I don’t have colitis, but I’ve always had digestive trouble. Now that I’m pregnant that trouble is exacerbated… and I’m sure stress doesn’t help. The trouble is, I don’t know how to get relief from my stress. EVERYTHING is stress to me.
- Daily life is stressful with work, maintaining a home, trying to prep meals for a husband who doesn’t like anything…
- Work is stressful for me because I kind of hate not having any co-workers around.*
- Being pregnant is stressful, because my feelings toward this are all over the place all day long.

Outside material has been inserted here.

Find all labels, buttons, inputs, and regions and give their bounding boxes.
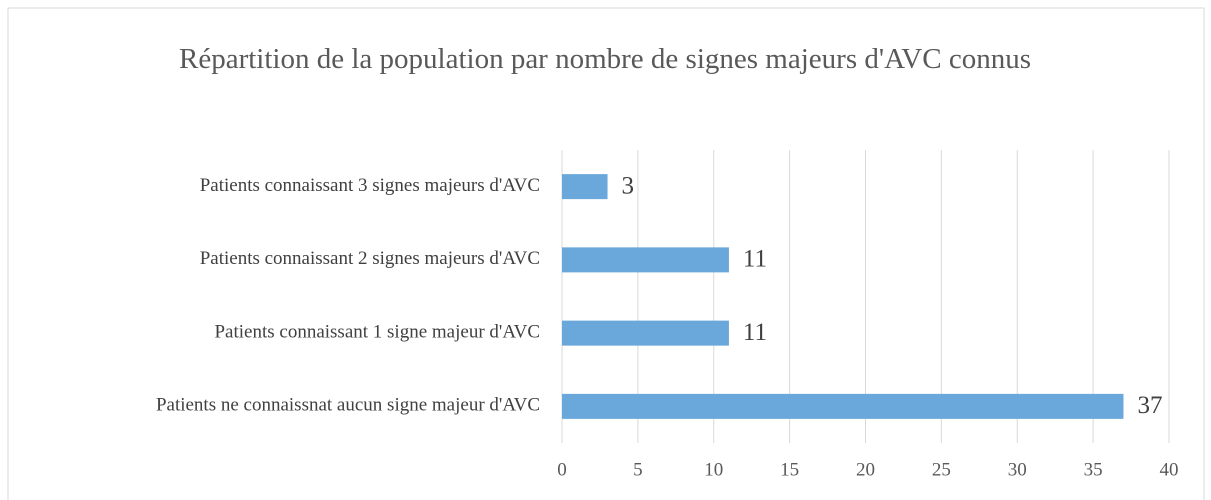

- Taking a vacation is stressful because I have to plan it all
- Going on a vacation is stressful because there are deadlines for travel, planning activities that I hope my husband** will enjoy and then when he doesn’t seem to respond I freak out and assume I’ve ruined it all
- Going on trips where there are large amounts of family around are even more stressful for me.
- Doing a “staycation” is stressful because I feel like a failure if we don’t have things planned or if we’re just bumming around the house.
Somehow, I make it very hard to be me. Some of it is just hard-wired in my brain (nature). Some of it comes from how I was raised (nurture) and the way chemicals in my brain interpreted those lessons.
But this week, I’m going to try to relax. No over-planning (just the bare minimum, so we can actually make our connections) and no real agenda. My brain and body need to de-stress BIG TIME.
*Don’t get me wrong, being able to telecommute is a gift… but it’s also very hard.
** My husband used to give me more feedback on activities he thought were fun, but I swear… his job has sucked that life out of him. Being a CPA in a public firm is no joke people… especially January-May.